The Federal Court has ordered $153 million in penalties against Australian Institute of Professional Education (AIPE). 

AIPE, which is now in liquidation, was found to have engaged in a system of unconscionable conduct, as well misleading or deceptive conduct, when enrolling consumers into online diploma courses between May 2013 and December 2015 under the former VET FEE-HELP loan program.

AIPE misled vulnerable and disadvantaged consumers, telling them their courses were free, even though they would each incur a VET FEE‑HELP debt of up to around $20,000. It also enticed potential students by offering ‘free’ laptops as inducements to enrol.

AIPE received over $210 million from the Commonwealth for approximately 16,000 enrolments during the relevant period under the VET FEE-HELP scheme.

The Court found that at least 70 per cent of AIPE’s enrolments during the relevant period were affected by the conduct. 

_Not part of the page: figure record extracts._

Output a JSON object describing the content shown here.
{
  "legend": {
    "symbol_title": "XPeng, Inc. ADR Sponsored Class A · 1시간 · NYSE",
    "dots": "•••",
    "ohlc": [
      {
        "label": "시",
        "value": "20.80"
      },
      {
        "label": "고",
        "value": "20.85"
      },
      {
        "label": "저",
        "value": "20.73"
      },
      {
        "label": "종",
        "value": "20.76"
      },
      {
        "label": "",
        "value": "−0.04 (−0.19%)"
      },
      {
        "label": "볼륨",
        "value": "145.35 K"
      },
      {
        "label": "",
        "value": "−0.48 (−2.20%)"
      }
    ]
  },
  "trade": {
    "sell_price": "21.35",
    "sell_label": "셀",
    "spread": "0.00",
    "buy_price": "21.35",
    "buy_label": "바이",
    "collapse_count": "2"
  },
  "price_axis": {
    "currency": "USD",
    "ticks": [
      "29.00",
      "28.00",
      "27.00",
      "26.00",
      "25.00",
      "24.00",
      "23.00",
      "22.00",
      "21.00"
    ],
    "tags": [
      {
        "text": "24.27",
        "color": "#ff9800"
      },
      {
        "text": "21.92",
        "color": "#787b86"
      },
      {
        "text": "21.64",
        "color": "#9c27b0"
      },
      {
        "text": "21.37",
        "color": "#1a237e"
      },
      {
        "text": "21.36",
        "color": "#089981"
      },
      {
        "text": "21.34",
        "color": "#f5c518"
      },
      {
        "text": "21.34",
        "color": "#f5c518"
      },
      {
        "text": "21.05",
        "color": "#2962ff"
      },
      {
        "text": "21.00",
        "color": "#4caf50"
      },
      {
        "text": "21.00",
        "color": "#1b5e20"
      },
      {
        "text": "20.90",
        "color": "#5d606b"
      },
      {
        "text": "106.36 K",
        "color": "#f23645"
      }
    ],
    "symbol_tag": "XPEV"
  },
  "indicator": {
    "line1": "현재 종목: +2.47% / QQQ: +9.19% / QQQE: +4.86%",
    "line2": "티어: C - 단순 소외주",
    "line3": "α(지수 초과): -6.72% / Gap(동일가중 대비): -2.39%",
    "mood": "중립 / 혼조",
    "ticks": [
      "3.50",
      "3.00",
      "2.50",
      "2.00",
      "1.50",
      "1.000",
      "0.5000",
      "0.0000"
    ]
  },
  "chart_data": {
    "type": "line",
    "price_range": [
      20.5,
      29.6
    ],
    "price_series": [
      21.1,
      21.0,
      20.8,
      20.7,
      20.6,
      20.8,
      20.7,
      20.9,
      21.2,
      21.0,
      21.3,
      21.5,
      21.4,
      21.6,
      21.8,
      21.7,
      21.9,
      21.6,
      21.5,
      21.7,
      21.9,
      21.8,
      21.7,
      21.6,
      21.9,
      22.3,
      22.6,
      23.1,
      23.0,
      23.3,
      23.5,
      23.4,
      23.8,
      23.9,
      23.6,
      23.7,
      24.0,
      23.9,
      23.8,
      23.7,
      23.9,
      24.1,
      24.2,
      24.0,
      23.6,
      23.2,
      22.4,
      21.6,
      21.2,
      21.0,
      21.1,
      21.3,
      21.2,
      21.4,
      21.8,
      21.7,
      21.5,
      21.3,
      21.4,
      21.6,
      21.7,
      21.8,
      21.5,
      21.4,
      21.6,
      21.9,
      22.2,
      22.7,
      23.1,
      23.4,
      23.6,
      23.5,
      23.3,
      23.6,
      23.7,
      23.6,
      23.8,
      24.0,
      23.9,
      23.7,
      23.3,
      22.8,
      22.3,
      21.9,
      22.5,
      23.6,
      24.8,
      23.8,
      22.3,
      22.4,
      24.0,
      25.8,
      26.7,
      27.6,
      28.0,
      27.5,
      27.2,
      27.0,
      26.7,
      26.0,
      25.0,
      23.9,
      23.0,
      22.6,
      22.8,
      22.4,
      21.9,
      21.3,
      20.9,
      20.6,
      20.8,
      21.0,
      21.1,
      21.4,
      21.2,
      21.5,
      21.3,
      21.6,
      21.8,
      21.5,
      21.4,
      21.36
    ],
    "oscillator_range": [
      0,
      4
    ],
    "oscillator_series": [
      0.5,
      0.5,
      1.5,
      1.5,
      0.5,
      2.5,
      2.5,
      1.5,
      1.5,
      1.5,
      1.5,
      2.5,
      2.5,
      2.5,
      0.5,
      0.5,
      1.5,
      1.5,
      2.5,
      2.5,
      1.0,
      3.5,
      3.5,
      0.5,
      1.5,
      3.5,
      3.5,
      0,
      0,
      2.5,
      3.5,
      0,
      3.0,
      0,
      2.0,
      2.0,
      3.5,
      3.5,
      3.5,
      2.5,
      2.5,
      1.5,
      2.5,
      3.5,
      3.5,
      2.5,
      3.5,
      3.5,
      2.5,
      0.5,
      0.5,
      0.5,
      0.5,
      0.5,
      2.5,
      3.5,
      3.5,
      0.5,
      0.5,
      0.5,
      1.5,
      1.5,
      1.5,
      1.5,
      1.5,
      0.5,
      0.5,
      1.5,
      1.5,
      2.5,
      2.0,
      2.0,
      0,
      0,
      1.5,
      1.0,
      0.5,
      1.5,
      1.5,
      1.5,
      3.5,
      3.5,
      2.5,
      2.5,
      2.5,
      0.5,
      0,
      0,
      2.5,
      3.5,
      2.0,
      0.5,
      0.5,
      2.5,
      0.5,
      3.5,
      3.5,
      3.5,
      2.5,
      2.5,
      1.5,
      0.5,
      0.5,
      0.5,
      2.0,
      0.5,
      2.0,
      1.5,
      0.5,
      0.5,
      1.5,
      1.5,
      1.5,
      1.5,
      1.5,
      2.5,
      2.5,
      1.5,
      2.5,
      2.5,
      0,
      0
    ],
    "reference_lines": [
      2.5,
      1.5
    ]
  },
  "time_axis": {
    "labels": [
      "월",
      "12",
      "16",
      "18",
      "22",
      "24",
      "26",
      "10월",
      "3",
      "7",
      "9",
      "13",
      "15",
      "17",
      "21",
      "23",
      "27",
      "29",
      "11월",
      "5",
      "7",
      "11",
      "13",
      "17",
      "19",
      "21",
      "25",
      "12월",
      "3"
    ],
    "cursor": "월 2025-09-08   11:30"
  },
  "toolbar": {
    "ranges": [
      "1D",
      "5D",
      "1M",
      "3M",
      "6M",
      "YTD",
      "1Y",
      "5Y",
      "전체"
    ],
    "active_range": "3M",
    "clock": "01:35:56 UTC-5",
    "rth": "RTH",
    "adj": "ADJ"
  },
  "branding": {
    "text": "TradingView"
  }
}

“AIPE enrolled consumers, many of whom had limited reading and writing skills or could not use a computer, into online courses they were unlikely to ever be able to complete, but which left them with large lifetime debts,” ACCC chair Rod Sims said

The penalties imposed by the Court comprise $150 million for AIPE’s systemic unconscionable conduct, and $3 million for contraventions involving 12 individual consumers.

“Substantial penalties are called for when a commercial enterprise systematically predates on both a government education support scheme designed to help disadvantaged members of the Australian community, and consequently, upon those consumers,” Federal Court judge Justice Robert Bromwich said. 

It is the highest total penalty amount ever imposed under the Australian Consumer Law, which reflects “the appalling conduct engaged in by AIPE and the substantial benefit it gained as a result of the conduct”, Mr Sims said.

“The magnitude of these penalties should serve as a significant warning to all Australian businesses that there can be very serious consequences for those who choose to engage in misleading and unconscionable conduct.”

Using the VET FEE-HELP Student Redress Measures, the Commonwealth has already cancelled the debts of eligible consumers enrolled by AIPE.

“Because AIPE is in liquidation, the penalty will not be paid, but the penalties imposed nevertheless set an important benchmark for future cases and will serve to deter similar behaviour by others,” Mr Sims said.

The orders for compensation to the Commonwealth, and legal costs orders, will be provable debts in AIPE’s liquidation.